The Wilder vs Fury 2 PPV card begins at 9 p.m. ET/6 p.m. PT. It costs $79.99 and can be bought through ESPN+ or Fox Sports, and then you can watch it on your TV, phone, tablet or other streaming device via either the ESPN or Fox Sports app.
Here’s a rundown of your options:
Whether you’re already an ESPN+ subscriber or you sign up for a month ($4.99), you can purchase the Wilder vs Fury 2 PPV for $79.99 right here:
Once you’ve purchased the PPV, you can watch Wilder vs Fury and all the main card fights on your computer via ESPN.com, or you can watch on your phone (Android and iPhone compatible), tablet, Roku, Amazon Fire TV, Apple TV, Chromecast, PlayStation 4, Xbox One or other compatible streaming device via the ESPN app.
You can also buy Wilder vs Fury 2 through Fox Sports. The price is also $79.99, with the only real difference being you’ll watch through Fox’s digital platforms rather than ESPN’s.

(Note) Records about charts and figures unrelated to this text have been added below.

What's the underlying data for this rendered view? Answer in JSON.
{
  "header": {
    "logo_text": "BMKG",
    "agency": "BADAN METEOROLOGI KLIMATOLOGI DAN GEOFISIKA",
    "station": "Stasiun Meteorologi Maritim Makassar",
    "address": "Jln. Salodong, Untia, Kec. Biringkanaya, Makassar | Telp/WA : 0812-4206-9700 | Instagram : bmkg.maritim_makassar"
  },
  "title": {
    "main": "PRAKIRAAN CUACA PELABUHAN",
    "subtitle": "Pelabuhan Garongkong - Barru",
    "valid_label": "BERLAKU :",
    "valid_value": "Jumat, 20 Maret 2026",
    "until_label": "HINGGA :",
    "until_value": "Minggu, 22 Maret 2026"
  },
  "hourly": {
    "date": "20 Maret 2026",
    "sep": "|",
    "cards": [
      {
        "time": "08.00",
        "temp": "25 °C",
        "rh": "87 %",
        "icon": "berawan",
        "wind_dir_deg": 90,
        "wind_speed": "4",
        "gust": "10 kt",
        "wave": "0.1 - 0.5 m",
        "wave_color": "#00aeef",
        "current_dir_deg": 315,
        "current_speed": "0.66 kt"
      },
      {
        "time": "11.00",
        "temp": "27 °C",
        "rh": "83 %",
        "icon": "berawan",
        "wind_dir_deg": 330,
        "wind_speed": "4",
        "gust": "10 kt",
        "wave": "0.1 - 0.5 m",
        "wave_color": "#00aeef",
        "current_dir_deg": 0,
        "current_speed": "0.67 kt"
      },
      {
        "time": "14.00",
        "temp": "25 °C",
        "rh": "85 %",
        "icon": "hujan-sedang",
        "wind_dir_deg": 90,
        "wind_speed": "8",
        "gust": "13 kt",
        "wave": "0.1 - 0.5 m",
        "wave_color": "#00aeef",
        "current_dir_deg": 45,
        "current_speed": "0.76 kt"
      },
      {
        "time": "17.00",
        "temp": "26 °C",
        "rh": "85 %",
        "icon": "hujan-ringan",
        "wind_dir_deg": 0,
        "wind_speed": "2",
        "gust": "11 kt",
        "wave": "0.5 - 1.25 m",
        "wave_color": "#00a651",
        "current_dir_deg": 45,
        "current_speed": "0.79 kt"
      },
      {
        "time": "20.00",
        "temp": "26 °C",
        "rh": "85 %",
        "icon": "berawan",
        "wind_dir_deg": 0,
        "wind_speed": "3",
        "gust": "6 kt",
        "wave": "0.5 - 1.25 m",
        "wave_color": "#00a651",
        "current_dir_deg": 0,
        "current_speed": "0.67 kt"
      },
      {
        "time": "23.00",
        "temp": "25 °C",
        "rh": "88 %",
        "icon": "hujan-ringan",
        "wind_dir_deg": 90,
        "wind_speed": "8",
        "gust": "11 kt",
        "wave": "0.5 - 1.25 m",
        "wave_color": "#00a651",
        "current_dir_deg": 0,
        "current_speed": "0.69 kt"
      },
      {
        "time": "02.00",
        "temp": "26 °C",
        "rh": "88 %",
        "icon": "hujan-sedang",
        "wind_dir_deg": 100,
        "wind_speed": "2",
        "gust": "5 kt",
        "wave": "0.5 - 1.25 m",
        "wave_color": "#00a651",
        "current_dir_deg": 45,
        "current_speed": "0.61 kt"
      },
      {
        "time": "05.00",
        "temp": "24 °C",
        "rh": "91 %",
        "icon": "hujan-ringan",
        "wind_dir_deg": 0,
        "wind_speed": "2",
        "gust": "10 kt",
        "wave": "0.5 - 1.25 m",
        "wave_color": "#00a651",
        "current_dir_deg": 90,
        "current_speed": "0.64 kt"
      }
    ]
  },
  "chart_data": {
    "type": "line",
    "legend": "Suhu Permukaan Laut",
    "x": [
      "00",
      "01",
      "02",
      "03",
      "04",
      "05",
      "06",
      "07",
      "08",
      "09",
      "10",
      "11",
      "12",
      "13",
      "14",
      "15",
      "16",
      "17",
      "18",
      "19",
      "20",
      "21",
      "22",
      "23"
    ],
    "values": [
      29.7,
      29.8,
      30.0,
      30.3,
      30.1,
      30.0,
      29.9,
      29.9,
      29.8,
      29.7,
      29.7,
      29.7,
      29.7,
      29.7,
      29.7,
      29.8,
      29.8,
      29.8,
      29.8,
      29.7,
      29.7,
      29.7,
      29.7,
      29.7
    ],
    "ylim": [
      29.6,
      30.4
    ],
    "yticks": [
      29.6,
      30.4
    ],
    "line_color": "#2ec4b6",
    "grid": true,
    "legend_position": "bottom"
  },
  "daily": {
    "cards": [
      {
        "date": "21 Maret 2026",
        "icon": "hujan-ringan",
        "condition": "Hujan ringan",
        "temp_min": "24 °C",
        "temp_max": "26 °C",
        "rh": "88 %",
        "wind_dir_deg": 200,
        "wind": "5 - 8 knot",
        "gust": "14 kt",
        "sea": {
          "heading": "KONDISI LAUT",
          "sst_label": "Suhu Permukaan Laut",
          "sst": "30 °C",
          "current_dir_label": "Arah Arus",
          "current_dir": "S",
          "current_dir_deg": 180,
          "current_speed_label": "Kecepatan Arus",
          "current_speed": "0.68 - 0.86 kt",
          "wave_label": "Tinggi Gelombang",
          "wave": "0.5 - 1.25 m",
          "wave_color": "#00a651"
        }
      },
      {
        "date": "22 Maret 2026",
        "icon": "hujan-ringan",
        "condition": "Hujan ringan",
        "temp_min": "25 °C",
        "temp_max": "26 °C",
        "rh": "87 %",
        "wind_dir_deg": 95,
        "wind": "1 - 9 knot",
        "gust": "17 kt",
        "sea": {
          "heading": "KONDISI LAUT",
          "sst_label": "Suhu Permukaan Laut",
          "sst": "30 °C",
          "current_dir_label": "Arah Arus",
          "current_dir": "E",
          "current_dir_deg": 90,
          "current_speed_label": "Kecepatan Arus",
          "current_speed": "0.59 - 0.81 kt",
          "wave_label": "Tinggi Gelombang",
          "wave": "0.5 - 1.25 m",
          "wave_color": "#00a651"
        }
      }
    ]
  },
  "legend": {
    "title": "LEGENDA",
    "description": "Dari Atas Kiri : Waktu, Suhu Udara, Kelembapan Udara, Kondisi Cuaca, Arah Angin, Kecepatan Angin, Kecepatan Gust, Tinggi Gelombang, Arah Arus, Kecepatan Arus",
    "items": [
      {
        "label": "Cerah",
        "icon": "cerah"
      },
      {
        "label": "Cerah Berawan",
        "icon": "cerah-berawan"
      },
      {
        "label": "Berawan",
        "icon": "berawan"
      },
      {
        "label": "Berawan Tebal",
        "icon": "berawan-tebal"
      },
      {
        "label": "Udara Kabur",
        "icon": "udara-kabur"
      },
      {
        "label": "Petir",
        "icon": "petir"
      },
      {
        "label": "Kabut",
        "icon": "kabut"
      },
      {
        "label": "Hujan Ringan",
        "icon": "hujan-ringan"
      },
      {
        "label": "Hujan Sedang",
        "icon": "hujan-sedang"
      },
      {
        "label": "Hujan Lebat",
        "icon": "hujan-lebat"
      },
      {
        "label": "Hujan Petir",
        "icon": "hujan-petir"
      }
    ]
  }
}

As such, I personally recommend the ESPN option because, in my experience, ESPN’s app has been more reliable than Fox’s. But if you prefer Fox Sports, you can order it through them here:
Once you’ve purchased the PPV, you can watch Wilder vs Fury and all the main card fights on your computer via FoxSports.com, or you can watch on your phone (Android and iPhone compatible), tablet, Roku, Amazon Fire TV, Apple TV, Chromecast, Xbox One or other compatible streaming device via the Fox Sports app.
After a classic first fight, Wilder and Fury are set for their highly anticipated rematch in Las Vegas. The first fight ended in a somewhat controversial split draw, but both heavyweights are eager to score a victory this time around.
Fury (29-0-1, 20 KOs) weighed in at 273 pounds, while Wilder (42-0-1, 41 KOs) was a ripped 231.
A lot has been made of Fury’s weight — which is much heavier than the 256.5 pounds he was for the first fight.
“I’ve been holding that weight for the last three months in training camp,” Fury said at the weigh-in. “I’ve been sparring every day with it, training every day, so weight is not a problem — 273 pounds of pure British beef. It’s no secret. I’m looking for a knockout of Deontay Wilder.”
Wilder isn’t concerned about his opponent’s weight, saying he’s ready to go for the bout regardless.
“I’m not worried about that. I’ve always had to fight bigger guys,” Wilder told ESPN. “That’s only going to slow him down. Holding the weight on me? I’m going to rock with it, swing with it, rock with it. I’m not worried about his weight. All I’m telling him is don’t blink. He’s nervous. Nervous energy, as always. That’s why he changed his camp up.
“At the end of the day, we’re heavyweights, so it really doesn’t matter about the weight,” Wilder added. “As you can see throughout my whole career, I’ve been underweight. I probably outweighed my opponent maybe four times in my career. So I really don’t care about weight. This just indicates that I’m in a better state and a better mind than the last time, and I’ve come for the pain.”
The two fighters had to be separated during a news conference earlier in the week, leading to their face traditional face off being banned from Saturday’s weigh-in.
“The actions of the two fighters pushing each other, which was not staged, is not indicative of the image of our sport as a major league sport, thus having a face off is not in the best interest in the health and safety of the fighters, the public and the event,” NSAC executive director Bob Bennett told ESPN. “And quite frankly, that image, where you have two professional athletes pushing each other, where somebody could get hurt, is not keeping with the image of a major league sport, and we’re a major league sport.”